The keras.utils.split_dataset
function requires tensorflow to be installed even tho the docstring states that the dataset
argument can be a torch.utils.data.Dataset
(and I assumed that means it would just work on the torch dataset with no issues).
Comment From: TaiXeflar
Same pytorch user just here.
Keras 3 will use tf as backend as default if KERAS_BACKEND
is not set.
You can export ENV variable or just add this at the top of your python script:
import os
os.environ["KERAS_BACKEND"] = "torch"
I think this will helps?
Comment From: oluwandabira
Thanks but that isn't the issue. I've set the KERAS_BACKEND
environment variable to torch
I can fit and evaluate and evaluate my pytorch model with pytorch dataloaders just fine, but spliting my pytorch dataset with keras.utils.split_dataset
fails because I don't have tensorflow installed.
Comment From: sonali-kumari1
Hi @oluwandabira -
Could you please provide a standalone code and Pytorch dataset you are trying to split with keras.utils.split_dataset
to replicate this issue. Thanks!
Comment From: oluwandabira
import os
os.environ["KERAS_BACKEND"] = "torch"
import torch
import keras
class Dataset(torch.utils.data.Dataset):
def __init__(self, len : int):
super().__init__()
self._len = len
def __len__(self):
return self._len
def __getitem__(self, index):
return torch.rand((224, 224, 3)), torch.rand(())
dataset = Dataset(10)
train, test = keras.utils.split_dataset(dataset, left_size=0.7)
pip freeze
absl-py==2.1.0
contourpy==1.3.1
cycler==0.12.1
filelock==3.17.0
fire==0.7.0
fonttools==4.56.0
fsspec==2025.2.0
h5py==3.13.0
Jinja2==3.1.5
joblib==1.4.2
keras==3.8.0
kiwisolver==1.4.8
markdown-it-py==3.0.0
MarkupSafe==3.0.2
matplotlib==3.10.0
mdurl==0.1.2
ml_dtypes==0.5.1
mpmath==1.3.0
namex==0.0.8
networkx==3.4.2
numpy==2.2.3
nvidia-cublas-cu12==12.4.5.8
nvidia-cuda-cupti-cu12==12.4.127
nvidia-cuda-nvrtc-cu12==12.4.127
nvidia-cuda-runtime-cu12==12.4.127
nvidia-cudnn-cu12==9.1.0.70
nvidia-cufft-cu12==11.2.1.3
nvidia-curand-cu12==10.3.5.147
nvidia-cusolver-cu12==11.6.1.9
nvidia-cusparse-cu12==12.3.1.170
nvidia-cusparselt-cu12==0.6.2
nvidia-nccl-cu12==2.21.5
nvidia-nvjitlink-cu12==12.4.127
nvidia-nvtx-cu12==12.4.127
optree==0.14.0
packaging==24.2
pillow==11.1.0
Pygments==2.19.1
pyparsing==3.2.1
python-dateutil==2.9.0.post0
rich==13.9.4
scikit-learn==1.6.1
scipy==1.15.2
six==1.17.0
sympy==1.13.1
termcolor==2.5.0
threadpoolctl==3.5.0
torch==2.6.0
torchvision==0.21.0
triton==3.2.0
typing_extensions==4.12.2
Running the above code in the above environment results in a ImportError: This requires the tensorflow module. You can install it via 'pip install tensorflow'
Comment From: sonali-kumari1
Hi @oluwandabira -
Thanks for sharing the reproducible code. We will look into it and update you soon.

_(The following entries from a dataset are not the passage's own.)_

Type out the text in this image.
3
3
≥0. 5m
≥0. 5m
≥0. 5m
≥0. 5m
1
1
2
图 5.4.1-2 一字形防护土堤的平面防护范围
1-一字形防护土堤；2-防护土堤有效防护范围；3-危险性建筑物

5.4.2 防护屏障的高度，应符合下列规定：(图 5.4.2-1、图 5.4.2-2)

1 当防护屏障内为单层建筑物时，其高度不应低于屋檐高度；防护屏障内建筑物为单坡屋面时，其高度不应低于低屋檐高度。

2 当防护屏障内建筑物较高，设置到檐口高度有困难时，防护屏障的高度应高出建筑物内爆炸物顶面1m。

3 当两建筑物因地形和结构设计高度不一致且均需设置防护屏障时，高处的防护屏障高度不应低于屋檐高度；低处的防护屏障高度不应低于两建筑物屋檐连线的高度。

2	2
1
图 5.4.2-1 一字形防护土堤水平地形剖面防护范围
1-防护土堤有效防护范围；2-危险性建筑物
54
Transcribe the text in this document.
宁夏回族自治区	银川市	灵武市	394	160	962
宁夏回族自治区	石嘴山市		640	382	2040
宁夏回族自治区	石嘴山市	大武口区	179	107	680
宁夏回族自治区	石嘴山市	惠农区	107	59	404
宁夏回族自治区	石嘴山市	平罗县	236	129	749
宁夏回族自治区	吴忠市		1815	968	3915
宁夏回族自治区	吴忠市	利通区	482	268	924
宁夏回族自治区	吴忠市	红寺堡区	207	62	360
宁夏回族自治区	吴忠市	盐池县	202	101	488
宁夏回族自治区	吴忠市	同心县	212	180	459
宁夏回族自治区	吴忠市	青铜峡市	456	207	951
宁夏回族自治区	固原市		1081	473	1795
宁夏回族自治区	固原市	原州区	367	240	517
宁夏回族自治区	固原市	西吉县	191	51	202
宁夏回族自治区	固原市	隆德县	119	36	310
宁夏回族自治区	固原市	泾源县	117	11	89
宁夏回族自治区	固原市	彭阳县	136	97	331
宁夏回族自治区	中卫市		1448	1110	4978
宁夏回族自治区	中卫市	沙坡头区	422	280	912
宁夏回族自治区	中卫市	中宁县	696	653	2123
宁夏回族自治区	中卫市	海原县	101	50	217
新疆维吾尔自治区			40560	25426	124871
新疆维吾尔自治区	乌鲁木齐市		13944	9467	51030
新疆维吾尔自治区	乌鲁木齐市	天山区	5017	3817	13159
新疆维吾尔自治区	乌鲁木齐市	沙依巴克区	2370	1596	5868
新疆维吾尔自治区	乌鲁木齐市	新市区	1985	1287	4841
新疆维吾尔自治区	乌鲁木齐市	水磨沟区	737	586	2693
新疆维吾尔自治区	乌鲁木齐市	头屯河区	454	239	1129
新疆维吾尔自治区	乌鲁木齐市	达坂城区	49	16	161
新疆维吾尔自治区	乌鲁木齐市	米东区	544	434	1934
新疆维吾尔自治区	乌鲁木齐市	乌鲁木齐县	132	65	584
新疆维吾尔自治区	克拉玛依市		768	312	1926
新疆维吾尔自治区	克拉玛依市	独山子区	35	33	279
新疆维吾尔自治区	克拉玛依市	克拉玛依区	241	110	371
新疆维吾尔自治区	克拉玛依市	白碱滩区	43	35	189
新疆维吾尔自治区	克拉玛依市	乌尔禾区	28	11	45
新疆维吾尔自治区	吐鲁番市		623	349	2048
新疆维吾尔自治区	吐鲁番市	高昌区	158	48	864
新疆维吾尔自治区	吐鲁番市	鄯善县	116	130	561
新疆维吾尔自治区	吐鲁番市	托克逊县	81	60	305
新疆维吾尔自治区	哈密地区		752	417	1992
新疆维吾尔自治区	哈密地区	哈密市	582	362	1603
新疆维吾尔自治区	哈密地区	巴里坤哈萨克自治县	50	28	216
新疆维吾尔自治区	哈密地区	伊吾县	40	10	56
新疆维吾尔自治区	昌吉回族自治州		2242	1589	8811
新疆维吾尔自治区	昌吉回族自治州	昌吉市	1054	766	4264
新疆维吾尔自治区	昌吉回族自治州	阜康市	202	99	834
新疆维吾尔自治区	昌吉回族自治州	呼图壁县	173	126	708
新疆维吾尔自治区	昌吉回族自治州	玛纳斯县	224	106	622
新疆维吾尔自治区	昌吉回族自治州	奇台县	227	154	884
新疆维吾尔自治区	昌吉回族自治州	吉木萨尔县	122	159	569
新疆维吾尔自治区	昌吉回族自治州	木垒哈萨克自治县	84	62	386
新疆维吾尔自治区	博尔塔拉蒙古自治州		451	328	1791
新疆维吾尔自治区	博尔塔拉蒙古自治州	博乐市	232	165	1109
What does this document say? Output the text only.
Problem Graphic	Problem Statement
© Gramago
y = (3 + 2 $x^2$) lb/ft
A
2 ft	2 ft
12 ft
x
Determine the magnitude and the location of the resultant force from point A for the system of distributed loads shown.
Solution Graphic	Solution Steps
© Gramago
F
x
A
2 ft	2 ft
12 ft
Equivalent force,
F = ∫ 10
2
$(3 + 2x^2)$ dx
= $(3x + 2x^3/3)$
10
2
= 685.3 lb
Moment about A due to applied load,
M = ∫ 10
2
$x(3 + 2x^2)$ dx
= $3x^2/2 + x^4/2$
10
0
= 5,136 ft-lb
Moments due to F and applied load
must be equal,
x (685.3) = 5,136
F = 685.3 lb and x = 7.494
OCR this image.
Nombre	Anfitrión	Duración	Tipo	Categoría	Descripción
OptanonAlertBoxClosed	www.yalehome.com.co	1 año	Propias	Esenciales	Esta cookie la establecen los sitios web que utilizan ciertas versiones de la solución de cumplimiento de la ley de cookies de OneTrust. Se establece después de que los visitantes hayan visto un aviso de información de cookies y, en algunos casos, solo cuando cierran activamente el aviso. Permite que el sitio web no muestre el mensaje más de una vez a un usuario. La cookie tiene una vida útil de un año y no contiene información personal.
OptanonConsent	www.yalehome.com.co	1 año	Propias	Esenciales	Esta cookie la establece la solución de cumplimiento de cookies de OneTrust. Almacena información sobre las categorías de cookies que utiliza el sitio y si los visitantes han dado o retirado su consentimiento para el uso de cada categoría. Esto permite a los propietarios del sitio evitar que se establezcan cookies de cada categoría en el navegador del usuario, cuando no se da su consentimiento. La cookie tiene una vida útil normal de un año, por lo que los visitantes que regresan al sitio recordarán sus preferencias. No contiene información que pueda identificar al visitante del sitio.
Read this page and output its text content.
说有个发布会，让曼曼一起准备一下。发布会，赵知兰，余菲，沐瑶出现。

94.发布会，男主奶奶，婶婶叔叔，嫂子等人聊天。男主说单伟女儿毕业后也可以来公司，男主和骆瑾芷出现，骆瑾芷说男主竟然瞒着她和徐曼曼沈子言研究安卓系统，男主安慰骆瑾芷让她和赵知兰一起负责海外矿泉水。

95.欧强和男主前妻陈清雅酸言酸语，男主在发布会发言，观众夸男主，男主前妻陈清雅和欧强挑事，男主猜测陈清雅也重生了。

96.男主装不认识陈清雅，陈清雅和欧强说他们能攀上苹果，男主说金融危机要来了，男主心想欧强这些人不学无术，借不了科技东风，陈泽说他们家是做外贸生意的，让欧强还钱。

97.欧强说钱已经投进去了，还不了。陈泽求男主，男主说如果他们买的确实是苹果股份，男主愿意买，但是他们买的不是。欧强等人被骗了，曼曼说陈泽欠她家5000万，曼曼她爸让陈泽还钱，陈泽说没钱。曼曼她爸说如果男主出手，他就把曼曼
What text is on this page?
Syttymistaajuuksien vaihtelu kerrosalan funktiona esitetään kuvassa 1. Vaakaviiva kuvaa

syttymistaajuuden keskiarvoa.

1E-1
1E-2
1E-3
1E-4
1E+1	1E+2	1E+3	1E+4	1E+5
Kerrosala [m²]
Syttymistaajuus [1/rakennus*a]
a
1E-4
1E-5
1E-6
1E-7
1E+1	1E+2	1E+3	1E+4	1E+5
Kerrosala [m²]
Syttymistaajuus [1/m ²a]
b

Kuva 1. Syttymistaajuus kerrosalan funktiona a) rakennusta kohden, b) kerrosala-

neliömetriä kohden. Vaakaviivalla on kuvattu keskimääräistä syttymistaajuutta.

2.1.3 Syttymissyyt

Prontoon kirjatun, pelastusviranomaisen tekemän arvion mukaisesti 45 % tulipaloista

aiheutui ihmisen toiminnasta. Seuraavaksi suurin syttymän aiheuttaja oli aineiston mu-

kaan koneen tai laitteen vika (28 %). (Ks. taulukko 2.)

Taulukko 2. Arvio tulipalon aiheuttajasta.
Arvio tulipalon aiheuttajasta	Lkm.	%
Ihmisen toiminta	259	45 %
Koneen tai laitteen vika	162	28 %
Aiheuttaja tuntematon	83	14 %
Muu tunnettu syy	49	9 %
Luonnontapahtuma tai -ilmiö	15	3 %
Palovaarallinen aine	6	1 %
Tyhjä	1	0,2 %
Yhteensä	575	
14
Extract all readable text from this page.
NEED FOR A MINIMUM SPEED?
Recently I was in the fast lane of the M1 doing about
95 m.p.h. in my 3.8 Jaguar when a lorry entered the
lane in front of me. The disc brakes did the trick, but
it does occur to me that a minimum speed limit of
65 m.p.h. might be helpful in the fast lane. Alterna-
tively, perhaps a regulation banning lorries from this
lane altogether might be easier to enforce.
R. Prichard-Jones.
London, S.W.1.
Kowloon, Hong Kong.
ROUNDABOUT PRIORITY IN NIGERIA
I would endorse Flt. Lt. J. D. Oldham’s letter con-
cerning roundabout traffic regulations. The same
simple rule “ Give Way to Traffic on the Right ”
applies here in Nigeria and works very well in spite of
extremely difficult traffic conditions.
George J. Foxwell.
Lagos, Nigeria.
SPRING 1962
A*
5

Comment From: sonali-kumari1
Hi @oluwandabira -
The error ImportError: This requires the tensorflow module. You can install it via 'pip install tensorflow'
occurs because split_dataset function is trying to apply tensorflow-specific operations like tf.data.Dataset.from_tensor_slices
and after splitting, it returns a tuple of two tf.data.Dataset objects even if you are using torch.utils.data.Dataset
. To resolve this error, you can either install tensorflow or use Pytorch's random_split function. Thanks!
Comment From: innat
@sonali-kumari1 IMO, this should be backend agnostic. The split method should not use tf ops with torch backend, instead it should have backend specific splitting method.
https://github.com/keras-team/keras-hub/issues/2128
Comment From: sibyjackgrove
I feel this issue is connected to #21009 It seems that even when we set the backend to something other than TensorFlow, there are still dependencies on TensorFlow for some Keras features.